Some Moments of Love, Hamza Hassan Sheikh. Shirkat Printing Press.
Reviewed By Patricia Prime
The cover of Some Moments of Love depicts a romantic image of a young girl with a background of the sea, sunset and birds. In this, his first collection, Hamza Hassan Sheikh, writes about romantic love, his spiritual journey and nature. He has created an extraordinarily moving and poetic universe, at once richly physical and uncompromisingly metaphysical. Hamza Hassan Sheikh makes an emphatic step in these poems over the physical frontier into another space:
I saw towards the colourless sky
And thought
That in her eyes
All blueness of indigo sky has gathered
And there is no rescue.
Some Moments of Love contains poems that are hymns to love and life, grandly dense, hallucinatory in their intensity, lyrics of romance, passion and intimacy that circle each other like satellites. The poems are rhythmically driven, and dense with allusions, music and ideas. What the poet displays is spiritual determination, self-discipline. There’s nothing vague about his words: they aim at precise self-identification. The self’s trappings are elucidated and avoided:
The faces seem innocent
We love them.
But when they betray us,
The same innocent, pretty faces
Turn cruel, very cruel.
Now it’s enough,
Give me a chance!
The mystical lens is inevitably wide-angled, but universal empathy is not the first thing on his mind: self-salvation is his immediate target, the passionate nature of his own feelings the first limitation to surpass:
Look at my plight,
I have abided you in my sights
Turning over my youth,
Just on you.
Such a use of figurative language is quite rare in Some Moments of Love even when it is used it’s not to fire the imagination but to enlighten the mind-which is fine. The crux is this: for the words to function as pointers to a truer dimension of existence then they must be memorable in themselves; few of these poems are strong enough to lodge themselves in the mind. Fragile and far-removed from the hurly-burly of most contemporary writing, Hamza Hassan Sheikh is determined to explore the nature of romance and to make it a spiritual journey is perhaps a little too overt at times, and the poems are most successful where moments of hallucinatory vision catch up all the ideas and fuse them into something more, as in Love’s Force,
When the bloom danced with breeze
And it bent towards me,
By your love’s mighty force.
The poet is a natural observer, and one who continues to look long after most people would allow their gaze to drift. And it’s just then that the sun’s rays touch his face, or capricious draughts of the cool breeze dance on blooms and boughs.
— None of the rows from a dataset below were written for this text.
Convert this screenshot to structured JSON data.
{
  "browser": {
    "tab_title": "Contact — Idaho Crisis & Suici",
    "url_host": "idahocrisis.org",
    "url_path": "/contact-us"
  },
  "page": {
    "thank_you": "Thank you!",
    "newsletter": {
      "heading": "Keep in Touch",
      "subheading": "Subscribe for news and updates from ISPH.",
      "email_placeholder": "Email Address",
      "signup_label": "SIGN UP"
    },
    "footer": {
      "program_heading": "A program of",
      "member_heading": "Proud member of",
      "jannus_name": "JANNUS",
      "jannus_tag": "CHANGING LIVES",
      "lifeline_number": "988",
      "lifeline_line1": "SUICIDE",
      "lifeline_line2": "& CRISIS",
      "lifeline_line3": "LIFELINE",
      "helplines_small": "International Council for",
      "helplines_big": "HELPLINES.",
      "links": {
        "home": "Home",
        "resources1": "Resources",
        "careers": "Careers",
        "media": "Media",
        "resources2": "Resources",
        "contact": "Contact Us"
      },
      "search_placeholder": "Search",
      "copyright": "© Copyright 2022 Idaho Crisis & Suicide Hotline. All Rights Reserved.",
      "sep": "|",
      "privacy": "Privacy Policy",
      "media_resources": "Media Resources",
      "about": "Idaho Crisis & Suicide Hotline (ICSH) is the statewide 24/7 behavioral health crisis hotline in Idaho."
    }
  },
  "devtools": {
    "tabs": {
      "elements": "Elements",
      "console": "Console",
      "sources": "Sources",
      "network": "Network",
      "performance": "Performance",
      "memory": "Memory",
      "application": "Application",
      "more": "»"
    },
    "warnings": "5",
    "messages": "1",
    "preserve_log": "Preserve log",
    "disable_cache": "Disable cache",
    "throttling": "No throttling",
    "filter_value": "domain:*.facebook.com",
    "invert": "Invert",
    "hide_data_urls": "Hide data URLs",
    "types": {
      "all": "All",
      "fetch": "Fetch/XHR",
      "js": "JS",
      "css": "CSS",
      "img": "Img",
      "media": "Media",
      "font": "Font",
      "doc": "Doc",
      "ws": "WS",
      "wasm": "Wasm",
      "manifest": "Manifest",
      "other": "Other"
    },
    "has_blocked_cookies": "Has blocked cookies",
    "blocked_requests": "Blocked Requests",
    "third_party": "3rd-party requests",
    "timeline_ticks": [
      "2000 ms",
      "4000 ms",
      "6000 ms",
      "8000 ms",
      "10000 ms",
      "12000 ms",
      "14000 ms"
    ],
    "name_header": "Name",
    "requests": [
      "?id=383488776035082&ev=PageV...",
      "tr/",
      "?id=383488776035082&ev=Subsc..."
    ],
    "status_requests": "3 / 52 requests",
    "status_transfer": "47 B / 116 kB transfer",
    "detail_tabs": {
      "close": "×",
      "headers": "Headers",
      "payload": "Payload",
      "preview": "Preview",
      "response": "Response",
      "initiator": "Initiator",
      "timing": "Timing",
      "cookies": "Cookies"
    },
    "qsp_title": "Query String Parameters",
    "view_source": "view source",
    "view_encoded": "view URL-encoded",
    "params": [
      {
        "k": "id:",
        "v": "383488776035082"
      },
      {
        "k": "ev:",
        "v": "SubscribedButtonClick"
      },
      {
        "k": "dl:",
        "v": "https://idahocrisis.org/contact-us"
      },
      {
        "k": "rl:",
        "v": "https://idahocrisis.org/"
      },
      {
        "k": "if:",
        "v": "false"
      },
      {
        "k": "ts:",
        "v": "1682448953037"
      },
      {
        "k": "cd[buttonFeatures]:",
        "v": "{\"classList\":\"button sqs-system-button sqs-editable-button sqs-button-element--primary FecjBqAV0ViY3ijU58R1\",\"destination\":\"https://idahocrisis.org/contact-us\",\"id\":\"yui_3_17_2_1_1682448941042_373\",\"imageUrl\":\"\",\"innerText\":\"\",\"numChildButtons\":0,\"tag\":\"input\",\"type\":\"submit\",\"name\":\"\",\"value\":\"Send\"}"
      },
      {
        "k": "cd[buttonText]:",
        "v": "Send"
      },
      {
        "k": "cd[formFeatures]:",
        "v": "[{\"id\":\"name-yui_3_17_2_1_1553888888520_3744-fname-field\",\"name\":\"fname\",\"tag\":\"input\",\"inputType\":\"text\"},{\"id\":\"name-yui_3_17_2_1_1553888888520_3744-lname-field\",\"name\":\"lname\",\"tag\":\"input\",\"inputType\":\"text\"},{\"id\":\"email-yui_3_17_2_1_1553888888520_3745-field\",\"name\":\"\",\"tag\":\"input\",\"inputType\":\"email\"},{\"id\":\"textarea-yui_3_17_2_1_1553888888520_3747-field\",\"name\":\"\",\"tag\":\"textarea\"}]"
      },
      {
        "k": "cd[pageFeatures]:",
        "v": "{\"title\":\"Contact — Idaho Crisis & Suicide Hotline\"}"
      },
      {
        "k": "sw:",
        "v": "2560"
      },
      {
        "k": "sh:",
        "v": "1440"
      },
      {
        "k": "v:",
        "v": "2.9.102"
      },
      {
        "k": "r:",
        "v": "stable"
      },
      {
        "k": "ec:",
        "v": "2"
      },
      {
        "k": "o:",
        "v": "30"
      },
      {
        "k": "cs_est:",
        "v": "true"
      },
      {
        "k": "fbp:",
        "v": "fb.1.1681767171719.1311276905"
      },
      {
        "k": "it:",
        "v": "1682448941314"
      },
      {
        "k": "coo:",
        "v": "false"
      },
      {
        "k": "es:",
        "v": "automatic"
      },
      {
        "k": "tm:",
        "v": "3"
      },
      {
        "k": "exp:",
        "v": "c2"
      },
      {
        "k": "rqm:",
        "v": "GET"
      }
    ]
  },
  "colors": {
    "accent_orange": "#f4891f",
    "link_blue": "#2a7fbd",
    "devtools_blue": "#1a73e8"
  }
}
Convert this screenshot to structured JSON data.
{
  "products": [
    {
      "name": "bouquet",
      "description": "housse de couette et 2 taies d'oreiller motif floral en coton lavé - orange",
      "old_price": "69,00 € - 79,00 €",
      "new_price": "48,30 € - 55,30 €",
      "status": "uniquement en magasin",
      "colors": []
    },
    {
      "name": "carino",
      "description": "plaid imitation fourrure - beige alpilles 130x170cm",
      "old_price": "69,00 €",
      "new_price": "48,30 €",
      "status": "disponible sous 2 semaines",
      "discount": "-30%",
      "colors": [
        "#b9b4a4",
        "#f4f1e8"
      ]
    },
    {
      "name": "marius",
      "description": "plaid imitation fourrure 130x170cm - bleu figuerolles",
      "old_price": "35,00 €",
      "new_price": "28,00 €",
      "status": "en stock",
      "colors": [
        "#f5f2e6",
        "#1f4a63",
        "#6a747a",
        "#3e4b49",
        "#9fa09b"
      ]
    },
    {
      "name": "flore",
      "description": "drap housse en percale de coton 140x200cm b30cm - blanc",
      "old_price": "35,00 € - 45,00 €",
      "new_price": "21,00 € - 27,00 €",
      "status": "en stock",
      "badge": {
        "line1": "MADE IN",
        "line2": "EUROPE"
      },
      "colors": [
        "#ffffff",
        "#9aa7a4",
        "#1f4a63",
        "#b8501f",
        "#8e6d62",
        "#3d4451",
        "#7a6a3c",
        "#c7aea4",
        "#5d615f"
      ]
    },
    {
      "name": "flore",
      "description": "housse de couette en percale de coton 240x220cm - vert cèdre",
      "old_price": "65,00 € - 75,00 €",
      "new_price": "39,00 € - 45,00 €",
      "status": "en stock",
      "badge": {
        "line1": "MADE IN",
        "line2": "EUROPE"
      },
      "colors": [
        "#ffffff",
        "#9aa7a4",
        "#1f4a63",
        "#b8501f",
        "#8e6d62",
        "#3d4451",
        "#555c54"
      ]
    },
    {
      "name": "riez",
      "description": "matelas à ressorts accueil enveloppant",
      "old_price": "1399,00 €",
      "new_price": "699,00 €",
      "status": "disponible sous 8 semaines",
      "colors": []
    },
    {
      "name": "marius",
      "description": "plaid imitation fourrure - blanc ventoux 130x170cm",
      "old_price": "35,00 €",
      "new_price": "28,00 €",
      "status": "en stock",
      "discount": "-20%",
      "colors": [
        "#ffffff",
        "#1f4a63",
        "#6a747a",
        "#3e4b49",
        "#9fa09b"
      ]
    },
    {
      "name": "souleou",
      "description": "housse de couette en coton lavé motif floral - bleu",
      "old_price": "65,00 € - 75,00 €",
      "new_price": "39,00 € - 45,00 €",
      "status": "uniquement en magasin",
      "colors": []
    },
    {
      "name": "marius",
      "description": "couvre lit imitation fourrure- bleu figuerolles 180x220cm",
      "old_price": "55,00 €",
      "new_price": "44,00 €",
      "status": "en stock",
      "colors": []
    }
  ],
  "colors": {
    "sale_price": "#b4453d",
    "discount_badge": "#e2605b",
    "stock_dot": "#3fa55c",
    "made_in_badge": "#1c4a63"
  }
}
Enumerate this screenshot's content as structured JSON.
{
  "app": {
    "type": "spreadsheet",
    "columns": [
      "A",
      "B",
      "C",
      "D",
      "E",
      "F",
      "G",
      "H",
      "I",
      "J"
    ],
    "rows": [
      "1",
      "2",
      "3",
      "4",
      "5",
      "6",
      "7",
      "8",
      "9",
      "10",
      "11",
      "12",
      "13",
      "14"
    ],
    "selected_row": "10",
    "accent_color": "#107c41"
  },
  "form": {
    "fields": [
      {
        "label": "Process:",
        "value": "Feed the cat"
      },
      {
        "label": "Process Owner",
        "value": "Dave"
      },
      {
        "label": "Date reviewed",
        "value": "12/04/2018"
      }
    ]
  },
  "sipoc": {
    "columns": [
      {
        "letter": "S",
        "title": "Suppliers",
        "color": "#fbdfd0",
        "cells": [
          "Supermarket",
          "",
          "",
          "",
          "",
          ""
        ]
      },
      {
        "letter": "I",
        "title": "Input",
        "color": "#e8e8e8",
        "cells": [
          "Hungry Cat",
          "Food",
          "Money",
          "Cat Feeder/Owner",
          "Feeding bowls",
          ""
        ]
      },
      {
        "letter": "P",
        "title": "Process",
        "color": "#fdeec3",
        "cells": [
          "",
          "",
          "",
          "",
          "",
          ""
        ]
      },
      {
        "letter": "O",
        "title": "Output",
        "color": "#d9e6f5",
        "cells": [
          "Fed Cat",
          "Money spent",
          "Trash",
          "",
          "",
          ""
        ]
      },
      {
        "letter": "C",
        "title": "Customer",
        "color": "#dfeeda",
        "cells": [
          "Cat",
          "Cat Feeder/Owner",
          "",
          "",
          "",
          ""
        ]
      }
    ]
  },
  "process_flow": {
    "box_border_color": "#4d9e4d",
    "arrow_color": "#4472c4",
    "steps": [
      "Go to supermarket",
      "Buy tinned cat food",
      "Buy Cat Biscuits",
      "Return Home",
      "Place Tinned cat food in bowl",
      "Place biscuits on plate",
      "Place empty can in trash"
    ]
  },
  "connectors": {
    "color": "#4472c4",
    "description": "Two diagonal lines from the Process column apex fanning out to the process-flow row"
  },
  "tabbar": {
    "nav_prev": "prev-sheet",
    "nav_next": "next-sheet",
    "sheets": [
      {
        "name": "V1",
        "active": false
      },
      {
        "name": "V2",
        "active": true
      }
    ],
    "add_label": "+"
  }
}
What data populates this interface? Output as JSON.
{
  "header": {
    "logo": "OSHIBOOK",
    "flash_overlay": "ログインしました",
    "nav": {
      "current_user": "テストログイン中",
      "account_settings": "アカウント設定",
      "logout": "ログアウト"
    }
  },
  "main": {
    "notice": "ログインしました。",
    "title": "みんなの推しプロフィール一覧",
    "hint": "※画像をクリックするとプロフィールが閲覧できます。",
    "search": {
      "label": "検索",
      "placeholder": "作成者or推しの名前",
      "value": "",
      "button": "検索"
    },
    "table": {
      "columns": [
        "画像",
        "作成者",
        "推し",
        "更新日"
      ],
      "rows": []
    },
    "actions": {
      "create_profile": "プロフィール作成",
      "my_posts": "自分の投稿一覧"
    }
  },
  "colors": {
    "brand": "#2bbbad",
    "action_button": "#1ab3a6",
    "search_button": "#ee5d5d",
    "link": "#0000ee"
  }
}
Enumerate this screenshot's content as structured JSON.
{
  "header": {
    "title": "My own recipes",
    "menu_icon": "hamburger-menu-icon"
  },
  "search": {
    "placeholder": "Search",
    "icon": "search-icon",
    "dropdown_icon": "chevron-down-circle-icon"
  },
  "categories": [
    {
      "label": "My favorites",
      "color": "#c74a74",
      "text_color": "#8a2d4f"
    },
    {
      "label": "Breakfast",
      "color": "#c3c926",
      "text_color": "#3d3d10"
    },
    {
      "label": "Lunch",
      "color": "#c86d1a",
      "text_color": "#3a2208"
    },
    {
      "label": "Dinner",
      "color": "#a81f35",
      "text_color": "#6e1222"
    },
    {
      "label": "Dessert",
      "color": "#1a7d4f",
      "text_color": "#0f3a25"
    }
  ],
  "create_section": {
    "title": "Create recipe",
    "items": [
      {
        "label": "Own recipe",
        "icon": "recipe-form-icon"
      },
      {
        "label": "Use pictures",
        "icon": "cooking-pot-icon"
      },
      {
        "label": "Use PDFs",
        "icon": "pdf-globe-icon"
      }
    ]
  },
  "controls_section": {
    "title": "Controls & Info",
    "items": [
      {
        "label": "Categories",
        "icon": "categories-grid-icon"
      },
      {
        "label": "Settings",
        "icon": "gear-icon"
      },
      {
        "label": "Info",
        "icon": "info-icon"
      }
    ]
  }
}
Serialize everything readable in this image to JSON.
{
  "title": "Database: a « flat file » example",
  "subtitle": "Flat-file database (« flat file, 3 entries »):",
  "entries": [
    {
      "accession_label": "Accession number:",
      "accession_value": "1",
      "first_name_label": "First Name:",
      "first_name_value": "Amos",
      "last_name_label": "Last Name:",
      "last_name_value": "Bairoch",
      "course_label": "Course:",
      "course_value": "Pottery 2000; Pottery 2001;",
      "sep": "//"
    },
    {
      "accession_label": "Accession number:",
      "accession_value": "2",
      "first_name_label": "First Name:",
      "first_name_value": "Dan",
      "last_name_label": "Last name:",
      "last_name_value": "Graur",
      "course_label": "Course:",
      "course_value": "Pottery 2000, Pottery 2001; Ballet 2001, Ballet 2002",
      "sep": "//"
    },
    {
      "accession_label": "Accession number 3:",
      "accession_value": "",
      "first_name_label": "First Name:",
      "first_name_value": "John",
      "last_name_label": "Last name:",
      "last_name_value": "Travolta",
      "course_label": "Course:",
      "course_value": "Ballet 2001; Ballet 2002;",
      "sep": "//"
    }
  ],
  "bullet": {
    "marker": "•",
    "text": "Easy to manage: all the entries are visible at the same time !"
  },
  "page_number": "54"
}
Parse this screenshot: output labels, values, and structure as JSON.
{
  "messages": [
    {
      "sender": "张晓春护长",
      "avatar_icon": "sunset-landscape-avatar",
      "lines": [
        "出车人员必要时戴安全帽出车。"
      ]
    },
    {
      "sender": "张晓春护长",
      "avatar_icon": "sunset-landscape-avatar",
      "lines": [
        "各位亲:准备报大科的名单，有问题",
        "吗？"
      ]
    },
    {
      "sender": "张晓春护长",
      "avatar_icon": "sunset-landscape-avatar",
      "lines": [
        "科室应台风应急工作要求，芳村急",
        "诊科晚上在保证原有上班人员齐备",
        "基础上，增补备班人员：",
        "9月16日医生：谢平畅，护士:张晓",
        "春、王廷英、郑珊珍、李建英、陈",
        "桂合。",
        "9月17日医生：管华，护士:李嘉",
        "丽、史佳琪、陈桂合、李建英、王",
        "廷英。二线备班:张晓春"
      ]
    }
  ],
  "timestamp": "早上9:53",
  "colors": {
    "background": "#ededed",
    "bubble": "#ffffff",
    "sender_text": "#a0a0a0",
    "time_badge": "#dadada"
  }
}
A rainbow appears and the poet sees pictures of himself and his lover appearing in the rain drops.
This very precise yet sensory writing is characteristic of Hamza Hassan Sheikh’s poetry, and it earths his subject matter. In “A Meeting”, he talks about a girl he once met and says,
‘I will help you’ to again her I told
In the dark shadow your hand I will hold.
These shadows are very much what Hamza Hassan Sheikh captures in his poetry.
The title of the collection is apt: these are romantic moments, stories set in a territory that belong to the poet, but could have a universal truth to them.